Apprenticeship to Love: Meditations on this Path to Authentic Relationship, November 27, 2023
• Today’s questions: What do I need? What do I want? How can I begin to give myself this thing I want? How can I begin to share with others this thing I need from others?
• Today's suggested practice: Day 19 of this month's practice, to notice & receive (see my "Short Practice,” below)
• My practice today: 4am: 20 minutes: yoga, mantra, and Meditation for the Lower Triangle
• My vulnerability practice: I allow myself to be broken open by this testing. I am that deeply rooted.
★ I'm preparing a panel of "Why Marriage?" for an upcoming Apprenticeship to Love Virtual Workshop. Free for Premium and Premium+ subscribers. LMK if you're interested in being part of the panel. Please see note on the bottom of this chapter...
I have chosen this path, as she has chosen me.
This path breaks me open. It breaks my momentum.
A woman who has not been loved properly requires patience.
This all she asked of me, my patience.
Her testing proves my patience, my depth, my commitment.
A recent conversation with one of my daughters. There is sadness is in our extended family. One of the central figures is experiencing that extreme insecurity that comes from being raised without adequate loving. This is an epidemic in our culture. Generations that have not known how to love each other.
So my daughter is sad. We are on the cusp of the "family season." Everywhere, the fantasies of what family should be. And, everywhere, the reality of what are families are.
I listened. As her father I bear some responsibility for what she was raised into, the brokeness of dreams of family. I regret that I wasn't willing to take the risk to give what was needed. But I do know that I gave my children as much love as I could. I learned that from my parents. Both of them barely out of being teenagers when I was born. Not especially ready for their marriage, yet in other ways, more than ready to be loving parents. One of the things I'm profoundly grateful for.
I'm better at giving what needs to be given now. I know that, become more of who I am as a man, I'm becoming better at holding my family and those I love, gently. I am, today, better at allowing and encouraging that inexplicably beautiful flow of love in my life, a flow that bouys all of us, everyone around me.
I listened to my daughter and remembered my own pain at broken dreams and fantasies, and how hard it was to feel —just to feel— this broken heart.
Stephen Jenkinson says this is a skill, to feel our broken heartedness. I was aware of that today. Feeling the silence and the distance and the tenderness.
That was today. But as I listened to my daughter I remembered a different test of my capacity to "hold onto myself" and feel it all. When, during the Christmas season, I felt most alone and my family most broken. In that moment I began to take responsibility for what this magical season would be, for me, and for those to whom I carry a responsibility. And thus began my traditions of warmth. With song. With food. With festivities. All of it conjured by me as a way of honouring the pain and the yearning I feel in this most lonely time of year. And, becoming the giver, I began to feel the angel wings beating on my door and the flood of love that She brings.

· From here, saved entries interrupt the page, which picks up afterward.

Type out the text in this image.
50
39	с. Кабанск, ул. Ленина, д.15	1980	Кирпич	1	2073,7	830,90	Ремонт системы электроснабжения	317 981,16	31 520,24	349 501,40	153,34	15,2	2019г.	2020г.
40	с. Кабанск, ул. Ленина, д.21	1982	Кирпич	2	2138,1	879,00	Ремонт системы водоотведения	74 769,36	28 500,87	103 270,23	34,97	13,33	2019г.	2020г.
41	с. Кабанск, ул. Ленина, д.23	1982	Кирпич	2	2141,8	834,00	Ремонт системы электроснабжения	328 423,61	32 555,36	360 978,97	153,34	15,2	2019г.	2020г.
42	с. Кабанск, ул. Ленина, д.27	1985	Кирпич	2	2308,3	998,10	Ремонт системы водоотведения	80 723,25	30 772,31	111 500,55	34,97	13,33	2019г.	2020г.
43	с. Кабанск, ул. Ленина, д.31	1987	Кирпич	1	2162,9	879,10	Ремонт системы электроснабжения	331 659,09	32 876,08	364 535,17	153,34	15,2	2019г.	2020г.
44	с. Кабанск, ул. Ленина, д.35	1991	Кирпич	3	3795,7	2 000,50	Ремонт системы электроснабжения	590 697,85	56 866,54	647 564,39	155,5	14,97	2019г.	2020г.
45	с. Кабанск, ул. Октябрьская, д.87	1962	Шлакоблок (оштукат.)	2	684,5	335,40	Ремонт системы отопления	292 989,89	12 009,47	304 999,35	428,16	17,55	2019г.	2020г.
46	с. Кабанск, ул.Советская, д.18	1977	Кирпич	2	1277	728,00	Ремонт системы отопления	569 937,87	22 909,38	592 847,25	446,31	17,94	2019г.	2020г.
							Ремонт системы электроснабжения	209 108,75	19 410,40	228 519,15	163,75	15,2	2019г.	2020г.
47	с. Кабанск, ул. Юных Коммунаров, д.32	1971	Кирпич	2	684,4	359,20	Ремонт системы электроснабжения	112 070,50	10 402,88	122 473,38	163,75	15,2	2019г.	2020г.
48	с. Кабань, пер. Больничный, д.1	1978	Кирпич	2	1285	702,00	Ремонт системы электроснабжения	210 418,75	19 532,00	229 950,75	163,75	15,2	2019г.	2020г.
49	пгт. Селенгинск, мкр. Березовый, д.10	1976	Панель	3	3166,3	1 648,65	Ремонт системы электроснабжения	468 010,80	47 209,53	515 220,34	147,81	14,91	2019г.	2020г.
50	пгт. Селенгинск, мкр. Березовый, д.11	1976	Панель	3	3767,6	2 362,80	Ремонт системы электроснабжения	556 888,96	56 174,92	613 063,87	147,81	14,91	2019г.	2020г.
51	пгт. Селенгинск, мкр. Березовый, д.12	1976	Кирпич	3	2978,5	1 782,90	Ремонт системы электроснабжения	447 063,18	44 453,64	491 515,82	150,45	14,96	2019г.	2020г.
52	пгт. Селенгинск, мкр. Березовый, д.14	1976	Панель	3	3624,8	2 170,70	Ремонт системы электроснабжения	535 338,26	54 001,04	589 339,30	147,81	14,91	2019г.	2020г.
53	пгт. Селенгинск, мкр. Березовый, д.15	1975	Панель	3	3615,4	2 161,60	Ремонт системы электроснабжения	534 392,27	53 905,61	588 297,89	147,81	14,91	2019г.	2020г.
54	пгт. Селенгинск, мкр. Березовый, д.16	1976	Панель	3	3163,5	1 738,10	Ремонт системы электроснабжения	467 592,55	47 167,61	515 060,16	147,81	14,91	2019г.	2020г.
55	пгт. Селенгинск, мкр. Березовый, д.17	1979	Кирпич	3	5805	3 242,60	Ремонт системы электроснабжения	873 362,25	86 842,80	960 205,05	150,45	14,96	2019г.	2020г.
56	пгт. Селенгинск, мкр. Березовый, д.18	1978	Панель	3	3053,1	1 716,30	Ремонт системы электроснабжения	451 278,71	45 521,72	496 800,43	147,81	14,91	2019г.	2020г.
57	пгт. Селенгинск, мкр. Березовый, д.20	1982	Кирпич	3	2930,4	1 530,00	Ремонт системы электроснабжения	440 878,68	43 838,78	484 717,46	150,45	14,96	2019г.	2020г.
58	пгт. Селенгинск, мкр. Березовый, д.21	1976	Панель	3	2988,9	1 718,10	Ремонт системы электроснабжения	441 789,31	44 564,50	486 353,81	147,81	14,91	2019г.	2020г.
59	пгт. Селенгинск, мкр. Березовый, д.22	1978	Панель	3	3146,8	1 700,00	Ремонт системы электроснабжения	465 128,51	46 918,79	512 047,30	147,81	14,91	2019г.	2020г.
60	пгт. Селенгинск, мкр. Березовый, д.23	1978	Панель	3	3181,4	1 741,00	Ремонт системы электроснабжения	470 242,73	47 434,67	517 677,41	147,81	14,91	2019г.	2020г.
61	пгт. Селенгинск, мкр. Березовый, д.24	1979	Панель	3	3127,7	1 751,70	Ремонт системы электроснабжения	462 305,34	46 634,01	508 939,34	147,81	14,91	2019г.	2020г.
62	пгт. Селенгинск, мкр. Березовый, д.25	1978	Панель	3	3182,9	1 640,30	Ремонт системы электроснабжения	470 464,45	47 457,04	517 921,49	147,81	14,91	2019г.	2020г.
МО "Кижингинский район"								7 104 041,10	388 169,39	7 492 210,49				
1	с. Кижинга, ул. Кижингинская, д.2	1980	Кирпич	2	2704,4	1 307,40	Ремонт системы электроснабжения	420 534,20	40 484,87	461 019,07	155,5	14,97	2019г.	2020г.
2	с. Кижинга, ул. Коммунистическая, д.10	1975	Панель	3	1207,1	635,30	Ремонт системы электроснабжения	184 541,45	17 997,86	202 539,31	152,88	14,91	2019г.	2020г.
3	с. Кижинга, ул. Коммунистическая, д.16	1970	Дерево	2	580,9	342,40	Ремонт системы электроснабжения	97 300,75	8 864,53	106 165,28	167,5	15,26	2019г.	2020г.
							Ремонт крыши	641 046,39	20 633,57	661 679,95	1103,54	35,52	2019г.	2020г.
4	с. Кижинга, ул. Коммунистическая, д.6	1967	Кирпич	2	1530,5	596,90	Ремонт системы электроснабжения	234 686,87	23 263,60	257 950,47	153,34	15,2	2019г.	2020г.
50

It's all a mystery. But this I do know, that giving myself —and those I love— what I wanted from others, I began tor receive so much more than I could imagine.
It's a good time to remember this. And to remember that is simple, and so hard. To be patient. To be vulnerable. To allow Her in. To receive all She gives me. And, receiving, to know a profound beauty.
🌀 Use the current chaos to disassemble your mysteries . . . use your prayerful expectations to reassemble the mastery . . . connect these expectations to your impending moments and the rest will be a history of the future.
…Above all, pray to expect success. (Guru Singh and Guruperkarma Kaur)
🌀 The Conscious Warrior takes 100% responsibility for the reality he has created — seeking what needs to be changed in him before blaming others. (John Wineland, Precept 5)
🌀When you open your heart to giving,
angels fly to your door. (unknown, via Ute @soy_milonguera )
🌀 Our “work” is to receive. The rest is preparation. (Leroy Gordon)
🌀I test you. (My beloved, my Oracle and Siren)
TODAY'S SUGGESTED SHORT PRACTICE
Day 19 of this month's practice, to move and to notice, and to receive:
Please read through first, then ...
- Today, set two alarms, one for the early part of your day, one for mid-late afternoon when you may be feeling low energy.
- When the alarm sounds, wherever and however you are, take five minutes to do this short practice:
- First, ask yourself: What do I need? What do I want? How can I begin to give myself this thing I want? How can I begin to share with others this thing I need from others?
- Then, follow the short practice here:
- When you’re done, sit or stand for another minute or two, breathing gently, slowly filling and emptying your belly. Here, as you breathe into your fullness, ask yourself, Am I ready to hold myself? And if not, am I ready to ask another to hold the space for me while I feel into my own depth?
- Notice if your body-mind feels somehow changed. And whether you notice a change or not, be content with yourself, exactly as you are in this moment.
- Continue with your day until the next alarm sounds, and repeat.